The anterior pituitary gland produces and releases several important hormones, including:
* Growth hormone (GH), which regulates growth and development in children and helps maintain muscle mass and bone strength in adults.
* Thyroid-stimulating hormone (TSH), which controls the production of thyroid hormones by the thyroid gland.
* Adrenocorticotropic hormone (ACTH), which stimulates the adrenal glands to produce cortisol and other steroid hormones.
* Follicle-stimulating hormone (FSH) and luteinizing hormone (LH), which regulate reproductive function in both males and females.
* Prolactin, which stimulates milk production in pregnant and lactating women.
The posterior pituitary gland stores and releases two hormones that are produced by the hypothalamus:
* Antidiuretic hormone (ADH), which helps regulate water balance in the body by controlling urine production.
* Oxytocin, which stimulates uterine contractions during childbirth and milk release during breastfeeding.

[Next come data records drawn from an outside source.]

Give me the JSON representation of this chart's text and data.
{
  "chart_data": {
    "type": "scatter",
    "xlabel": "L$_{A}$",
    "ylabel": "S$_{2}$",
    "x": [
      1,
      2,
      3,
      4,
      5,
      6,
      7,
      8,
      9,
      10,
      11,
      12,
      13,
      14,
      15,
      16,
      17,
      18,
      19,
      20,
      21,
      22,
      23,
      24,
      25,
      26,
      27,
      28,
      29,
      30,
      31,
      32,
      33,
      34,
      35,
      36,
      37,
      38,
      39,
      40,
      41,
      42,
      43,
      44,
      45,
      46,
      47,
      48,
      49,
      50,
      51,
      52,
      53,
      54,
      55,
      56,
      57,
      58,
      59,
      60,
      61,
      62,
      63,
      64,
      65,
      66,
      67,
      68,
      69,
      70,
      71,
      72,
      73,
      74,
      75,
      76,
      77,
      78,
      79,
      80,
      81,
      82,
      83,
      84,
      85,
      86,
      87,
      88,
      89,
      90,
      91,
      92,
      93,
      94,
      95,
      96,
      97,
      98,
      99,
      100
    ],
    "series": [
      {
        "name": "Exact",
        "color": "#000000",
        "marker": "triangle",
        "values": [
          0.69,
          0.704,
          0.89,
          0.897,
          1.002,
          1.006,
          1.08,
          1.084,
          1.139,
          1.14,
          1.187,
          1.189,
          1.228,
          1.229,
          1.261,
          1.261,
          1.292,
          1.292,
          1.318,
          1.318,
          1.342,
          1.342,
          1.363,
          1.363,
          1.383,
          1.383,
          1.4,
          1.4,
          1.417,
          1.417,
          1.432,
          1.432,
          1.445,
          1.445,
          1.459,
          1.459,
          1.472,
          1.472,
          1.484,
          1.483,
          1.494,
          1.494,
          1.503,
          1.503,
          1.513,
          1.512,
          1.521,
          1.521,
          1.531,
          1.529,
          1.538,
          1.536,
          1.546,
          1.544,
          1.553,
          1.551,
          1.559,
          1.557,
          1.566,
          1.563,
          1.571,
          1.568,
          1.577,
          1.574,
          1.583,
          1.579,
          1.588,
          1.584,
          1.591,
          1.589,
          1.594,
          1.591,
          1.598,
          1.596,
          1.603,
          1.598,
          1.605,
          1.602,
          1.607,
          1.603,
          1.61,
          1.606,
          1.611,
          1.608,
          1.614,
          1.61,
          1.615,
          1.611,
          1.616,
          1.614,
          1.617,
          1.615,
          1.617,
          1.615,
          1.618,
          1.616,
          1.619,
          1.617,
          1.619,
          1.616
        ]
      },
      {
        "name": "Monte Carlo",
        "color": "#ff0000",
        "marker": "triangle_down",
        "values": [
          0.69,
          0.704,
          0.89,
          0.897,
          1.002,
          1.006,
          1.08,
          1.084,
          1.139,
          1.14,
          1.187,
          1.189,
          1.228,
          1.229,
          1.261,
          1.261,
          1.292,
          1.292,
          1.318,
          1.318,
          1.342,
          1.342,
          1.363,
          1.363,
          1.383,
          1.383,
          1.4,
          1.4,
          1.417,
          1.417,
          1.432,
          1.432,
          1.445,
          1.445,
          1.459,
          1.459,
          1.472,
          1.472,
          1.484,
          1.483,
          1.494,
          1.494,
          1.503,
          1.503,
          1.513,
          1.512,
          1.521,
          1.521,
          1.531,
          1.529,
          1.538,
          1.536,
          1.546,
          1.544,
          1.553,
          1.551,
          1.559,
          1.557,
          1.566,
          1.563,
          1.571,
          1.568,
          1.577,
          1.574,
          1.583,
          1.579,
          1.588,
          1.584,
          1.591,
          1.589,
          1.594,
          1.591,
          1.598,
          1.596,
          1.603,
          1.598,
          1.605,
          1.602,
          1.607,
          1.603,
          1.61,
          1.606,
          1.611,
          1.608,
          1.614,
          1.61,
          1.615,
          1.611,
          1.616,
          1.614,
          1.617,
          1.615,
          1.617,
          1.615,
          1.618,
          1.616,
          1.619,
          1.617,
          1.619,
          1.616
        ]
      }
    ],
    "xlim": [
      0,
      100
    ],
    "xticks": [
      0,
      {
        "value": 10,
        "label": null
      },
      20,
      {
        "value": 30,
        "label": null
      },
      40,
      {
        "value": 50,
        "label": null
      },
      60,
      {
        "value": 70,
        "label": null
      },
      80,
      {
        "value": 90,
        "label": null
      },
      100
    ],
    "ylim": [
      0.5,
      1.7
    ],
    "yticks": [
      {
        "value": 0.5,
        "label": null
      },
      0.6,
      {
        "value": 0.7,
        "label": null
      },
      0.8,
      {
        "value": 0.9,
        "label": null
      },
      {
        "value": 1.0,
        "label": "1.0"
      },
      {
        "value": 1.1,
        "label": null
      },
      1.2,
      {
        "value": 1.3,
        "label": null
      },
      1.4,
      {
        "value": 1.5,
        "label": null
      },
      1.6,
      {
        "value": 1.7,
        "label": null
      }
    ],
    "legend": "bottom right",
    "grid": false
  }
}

Overall, the pituitary gland plays a critical role in maintaining homeostasis and regulating various bodily functions, including growth, development, metabolism, and reproductive function.

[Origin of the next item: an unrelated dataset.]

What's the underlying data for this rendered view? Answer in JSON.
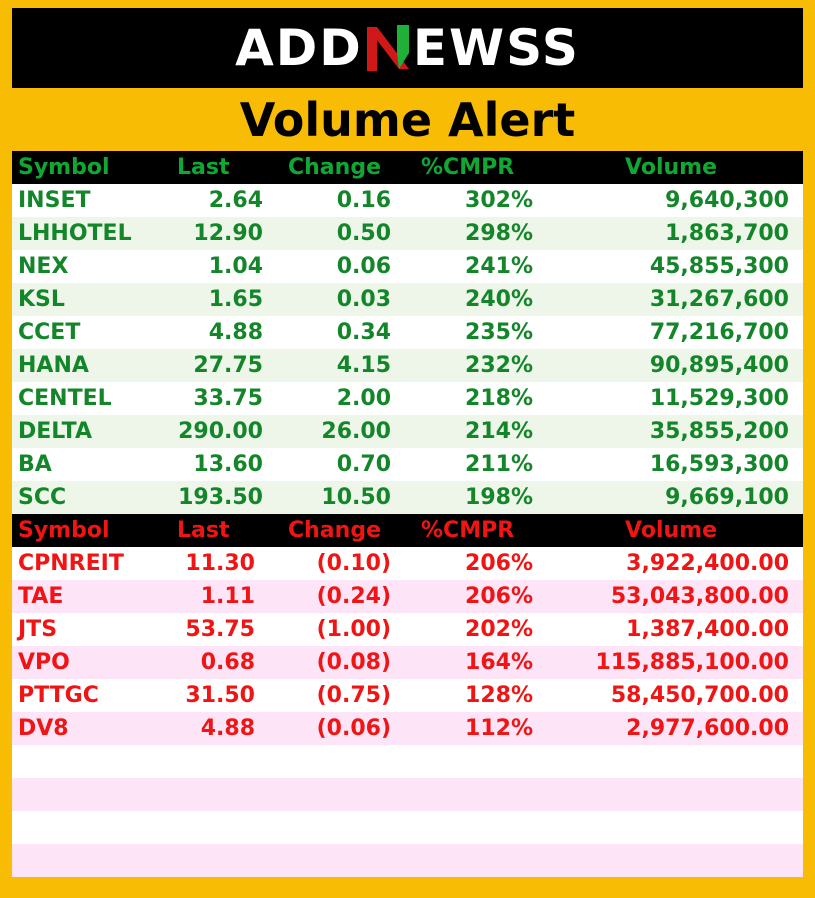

Antithyroid agents are a class of medications that are used to treat hyperthyroidism, a condition in which the thyroid gland produces too much thyroid hormone. These medications work by inhibiting the production of thyroid hormones in the thyroid gland. There are several types of antithyroid agents available, including:
1. Propylthiouracil (PTU): This medication works by blocking the enzyme that is needed to produce thyroid hormones. It also reduces the conversion of thyroxine (T4) to triiodothyronine (T3), another thyroid hormone, in peripheral tissues.
2. Methimazole: This medication works similarly to propylthiouracil by blocking the enzyme that is needed to produce thyroid hormones. However, it does not affect the conversion of T4 to T3 in peripheral tissues.

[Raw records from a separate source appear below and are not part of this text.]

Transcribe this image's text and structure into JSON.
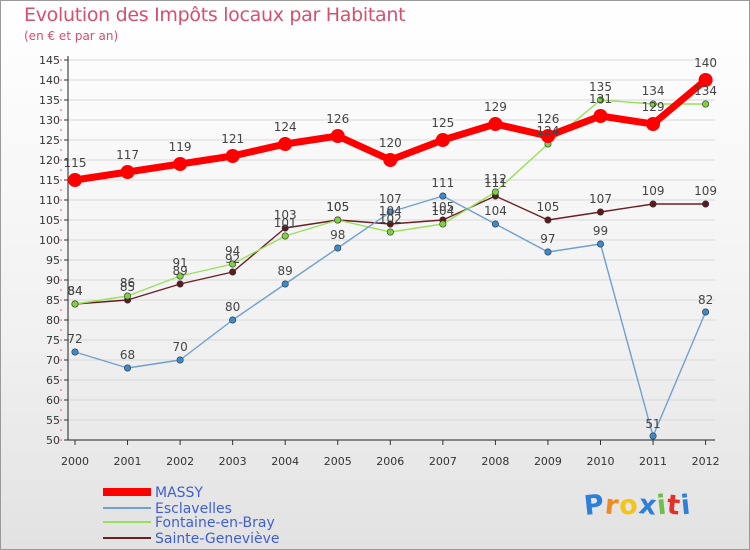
{
  "chart_data": {
    "type": "line",
    "title": "Evolution des Impôts locaux par Habitant",
    "subtitle": "(en € et par an)",
    "categories": [
      "2000",
      "2001",
      "2002",
      "2003",
      "2004",
      "2005",
      "2006",
      "2007",
      "2008",
      "2009",
      "2010",
      "2011",
      "2012"
    ],
    "ylim": [
      50,
      145
    ],
    "yticks": [
      50,
      55,
      60,
      65,
      70,
      75,
      80,
      85,
      90,
      95,
      100,
      105,
      110,
      115,
      120,
      125,
      130,
      135,
      140,
      145
    ],
    "series": [
      {
        "name": "MASSY",
        "color": "#ff0000",
        "values": [
          115,
          117,
          119,
          121,
          124,
          126,
          120,
          125,
          129,
          126,
          131,
          129,
          140
        ]
      },
      {
        "name": "Esclavelles",
        "color": "#6ea0d0",
        "marker": "#3a8ad0",
        "values": [
          72,
          68,
          70,
          80,
          89,
          98,
          107,
          111,
          104,
          97,
          99,
          51,
          82
        ]
      },
      {
        "name": "Fontaine-en-Bray",
        "color": "#99e05a",
        "marker": "#7ed23e",
        "values": [
          84,
          86,
          91,
          94,
          101,
          105,
          102,
          104,
          112,
          124,
          135,
          134,
          134
        ]
      },
      {
        "name": "Sainte-Geneviève",
        "color": "#6b1f24",
        "marker": "#5a1a1e",
        "values": [
          84,
          85,
          89,
          92,
          103,
          105,
          104,
          105,
          111,
          105,
          107,
          109,
          109
        ]
      }
    ]
  },
  "logo": {
    "text": "Proxiti",
    "colors": [
      "#2e7fd8",
      "#f08a1e",
      "#f4c518",
      "#2e7fd8",
      "#6cc04a",
      "#e0322a",
      "#2e7fd8"
    ]
  }
}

3. Carbimazole: This medication is converted to methimazole in the body and works similarly to block the production of thyroid hormones.
Antithyroid agents are usually taken orally, and their effects on thyroid hormone production begin within a few hours after ingestion. However, it may take several weeks for patients to notice an improvement in their symptoms. These medications can have side effects, including rash, hives, and joint pain. In rare cases, they can cause liver damage or agranulocytosis, a condition in which the body does not produce enough white blood cells.
It is important to note that antithyroid agents do not cure hyperthyroidism; they only treat the symptoms by reducing thyroid hormone production. Therefore, patients may need to take these medications for several months or even years, depending on their individual circumstances. In some cases, surgery or radioactive iodine therapy may be recommended as alternative treatments for hyperthyroidism.
Thyroxine (T4) is a type of hormone produced and released by the thyroid gland, a small butterfly-shaped endocrine gland located in the front of your neck. It is one of two major hormones produced by the thyroid gland, with the other being triiodothyronine (T3).
Thyroxine plays a crucial role in regulating various metabolic processes in the body, including growth, development, and energy expenditure. Specifically, T4 helps to control the rate at which your body burns calories for energy, regulates protein, fat, and carbohydrate metabolism, and influences the body's sensitivity to other hormones.
T4 is produced by combining iodine and tyrosine, an amino acid found in many foods. Once produced, T4 circulates in the bloodstream and gets converted into its active form, T3, in various tissues throughout the body. Thyroxine has a longer half-life than T3, which means it remains active in the body for a more extended period.
Abnormal levels of thyroxine can lead to various medical conditions, such as hypothyroidism (underactive thyroid) or hyperthyroidism (overactive thyroid). These conditions can cause a range of symptoms, including weight gain or loss, fatigue, mood changes, and changes in heart rate and blood pressure.